Thứ Tư, 3 tháng 7, 2013

BEST SHOT: AMERICAN GRAFFITI

The summer hiatus of Hit Me with Your Best Shot at The Film Experience has ended, and our goodly host Nathaniel picked one of the all-time great summer movies to bring the series back: George Lucas's 1973 nostalgiathon American Graffiti. This is not, maybe, the most singularly convenient time to start gushing about a film that I have always loved rather more than it's perhaps fashionable to do, but it's a real triumph of a certain strain of independent filmmaking: a better example of doing more with less you'll rarely find, and both the cinematography and sound design (especially the sound design) are as legitimately creative and complex and even revolutionary as anything else going on in American cinema in the amazingly fecund first half of the 1970s. Hard to think of Lucas as truly clever filmmaker, after three Star Wars prequels went deeper and deeper into soulless "more is more" effects-driven nonsense, but American Graffiti, anyway, is a great movie by a talented, hungry kid, and I persist in regarding it as his masterpiece, all respect due to the first Star Wars for all the things it accomplished.

The film is about a lot of things, all of them clustered around the idea of being a teenager: its arc rather gently moves from celebrating the culture of being 18 in 1962 (and guess what bearded, plaid-wearing filmmaker was 18 in '62?) to quietly sobering up and realising that you're not going to be 18 forever, punctuating the film with an impressively bloodless reminder that the Vietnam War (which, in '73 was still very present in everybody's mind) was about to come along and demolish the breezy innocence of the protagonists' lives. That is, anyway, the angle on the film I decided to focus on (there are multiple angles you could pick: the sexual lives of teenagers, the American love of cars, even the way it celebrates music, though that last one would be hard to fit into this game).

So I quickly ended up torn between two shots, at either end of that arc: the one I didn't pick was the very first shot of the Cruising, the line of cars full of teens just driving up and down, listening to music, introduced in a very simple pan to the left married to crane shot up that sweeps the line of cars and all the unbridled teenage energy the represent into our line of sight with an iconic potency worthy of the man who'd later change the way that movies work because of how well he framed the opening shot of a Star Destroyer.

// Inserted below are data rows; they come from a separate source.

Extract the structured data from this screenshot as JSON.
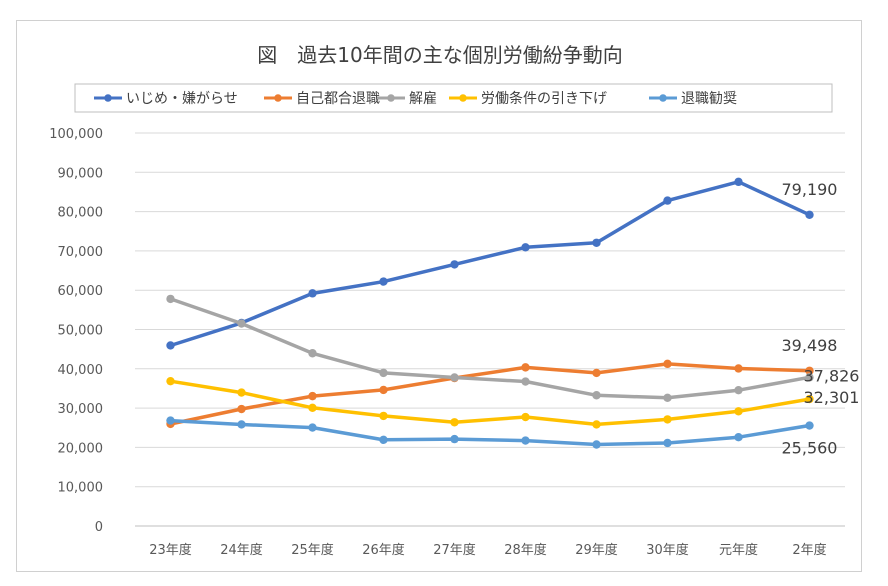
{
  "chart_data": {
    "type": "line",
    "title": "図　過去10年間の主な個別労働紛争動向",
    "categories": [
      "23年度",
      "24年度",
      "25年度",
      "26年度",
      "27年度",
      "28年度",
      "29年度",
      "30年度",
      "元年度",
      "2年度"
    ],
    "ylim": [
      0,
      100000
    ],
    "yticks": [
      "0",
      "10,000",
      "20,000",
      "30,000",
      "40,000",
      "50,000",
      "60,000",
      "70,000",
      "80,000",
      "90,000",
      "100,000"
    ],
    "grid": true,
    "legend_position": "top",
    "series": [
      {
        "name": "いじめ・嫌がらせ",
        "color": "#4472C4",
        "values": [
          45939,
          51670,
          59197,
          62191,
          66566,
          70917,
          72067,
          82797,
          87570,
          79190
        ],
        "end_label": "79,190"
      },
      {
        "name": "自己都合退職",
        "color": "#ED7D31",
        "values": [
          25966,
          29763,
          33049,
          34626,
          37648,
          40364,
          38954,
          41258,
          40081,
          39498
        ],
        "end_label": "39,498"
      },
      {
        "name": "解雇",
        "color": "#A5A5A5",
        "values": [
          57785,
          51515,
          43956,
          38966,
          37787,
          36760,
          33269,
          32614,
          34561,
          37826
        ],
        "end_label": "37,826"
      },
      {
        "name": "労働条件の引き下げ",
        "color": "#FFC000",
        "values": [
          36849,
          33955,
          30067,
          28015,
          26392,
          27723,
          25841,
          27124,
          29186,
          32301
        ],
        "end_label": "32,301"
      },
      {
        "name": "退職勧奨",
        "color": "#5B9BD5",
        "values": [
          26828,
          25838,
          25041,
          21928,
          22110,
          21736,
          20736,
          21125,
          22592,
          25560
        ],
        "end_label": "25,560"
      }
    ]
  }
}
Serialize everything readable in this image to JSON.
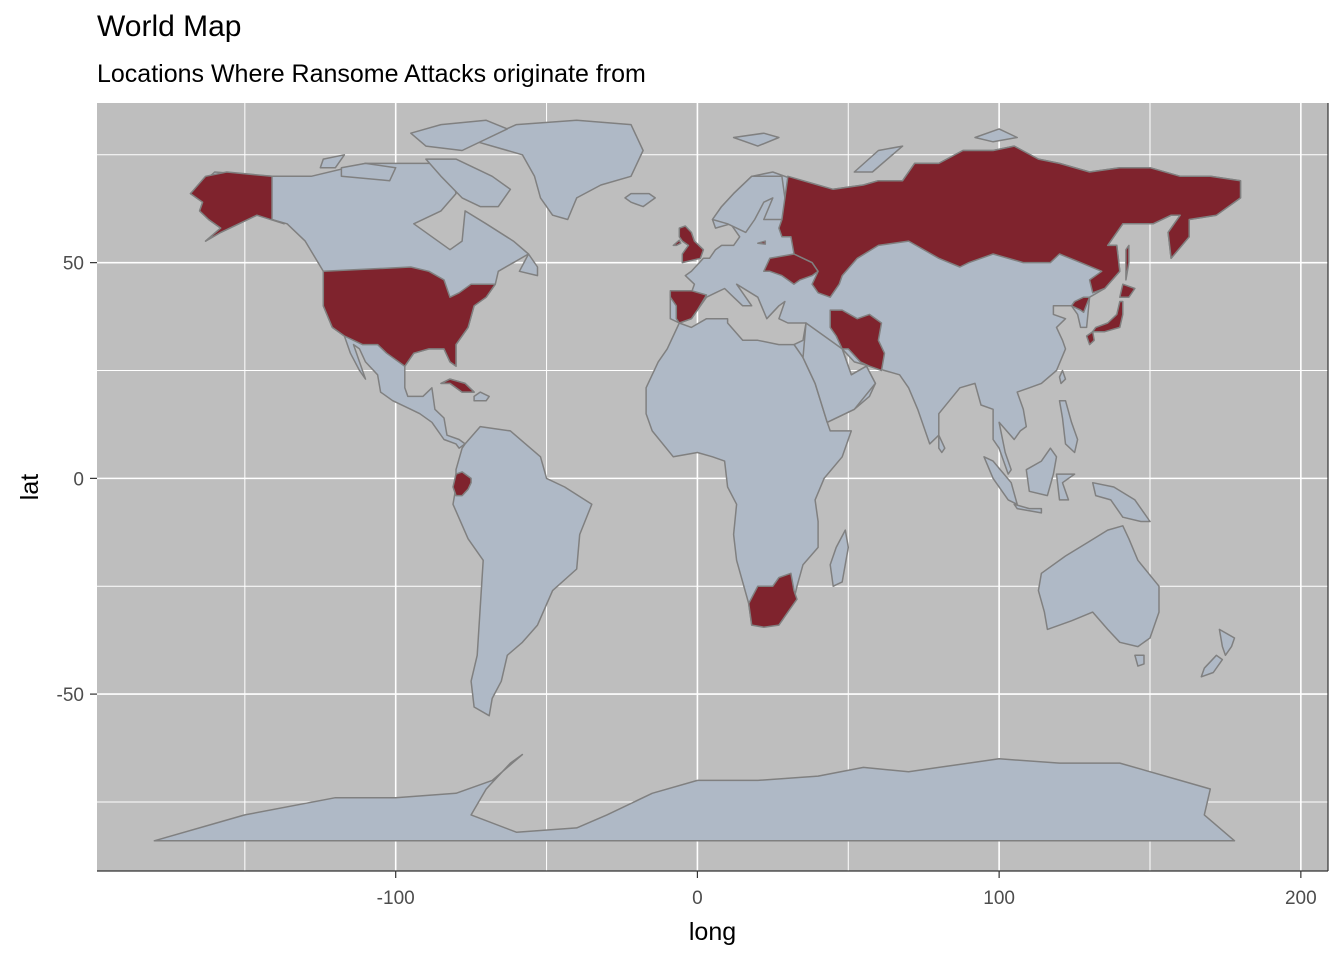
{
  "chart_data": {
    "type": "map",
    "title": "World Map",
    "subtitle": "Locations Where Ransome Attacks originate from",
    "xlabel": "long",
    "ylabel": "lat",
    "xlim": [
      -199,
      209
    ],
    "ylim": [
      -91,
      87
    ],
    "x_ticks": [
      -100,
      0,
      100,
      200
    ],
    "x_tick_labels": [
      "-100",
      "0",
      "100",
      "200"
    ],
    "y_ticks": [
      -50,
      0,
      50
    ],
    "y_tick_labels": [
      "-50",
      "0",
      "50"
    ],
    "grid": true,
    "colors": {
      "panel": "#bebebe",
      "grid": "#ffffff",
      "land": "#afb9c6",
      "highlight": "#7f232d",
      "border": "#808080"
    },
    "highlighted_regions": [
      "Alaska",
      "United States",
      "Cuba",
      "Ecuador",
      "United Kingdom",
      "Spain",
      "Ukraine",
      "Russia",
      "Iran",
      "South Africa",
      "Japan",
      "North Korea"
    ]
  }
}
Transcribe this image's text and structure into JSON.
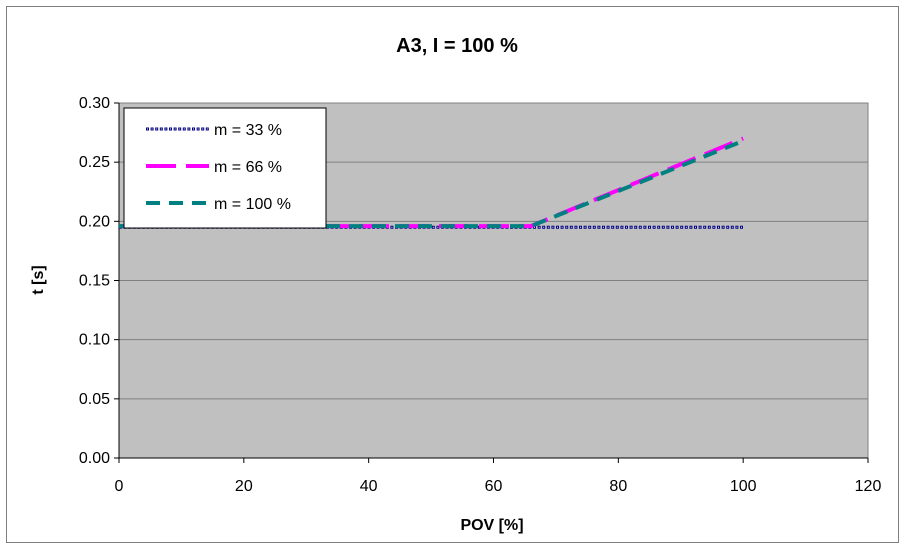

As I said, though, that's what I didn't go with. For my actual pick for Best Shot of American Graffiti, I went allllll the way to the other side (so, Spoilers, I guess), to a shot that reverse this in almost every way but one: it too involves a right-to-left pan, though I didn't include that part. It's of a stopped car, not a moving one; the people involved are facing away from us; and instead of being at the very beginning of night, it's at the first light of morning.

The two teens, Terry the Toad (Charles Martin Smith) and John Milner (Paul Le Mat) are talking about the race Milner just won by default; he's angry and depressed, while Terry is bubbling over trying to convince him that everything is all right, but this comes off as very silly and trivial and not entirely convincing, given how much at odds it is with all of the emotional journeys that have just wrapped up. Terry is repeating his belief in a normal, "way things are", but the whole movie has been about dismantling that kind of certainty, and the metaphor of dawn (which is surely not being used very subtly anywhere in this scene) is simply underlining that this is a time for new things and forward movement. And that forward movement isn't, to a great degree, going to involve the old Terry or old John who (spoilers again) will both be dead within three years.

On the level of pure image, this is straight-up Western iconography: the silhouettes of men staring at the sun across a wide expanse of plain, their trusty steed by their side (for as I'm hardly the first to point out, the car and the horse are descended from each other, as far as their position within a kind of American masculinity). And almost every time that it appears in a Western - think the last shot of The Searchers - it's implying a bittersweet sense of passing away. That's exactly the feeling of this moment at the end of American Graffiti: the night is over, the day is beginning, and the time for being a child for whom cruising, sex, and music are the be-all and end-all of life has ended. This beautiful but also detached and melancholy frame is, to me, the perfect embodiment of that feeling.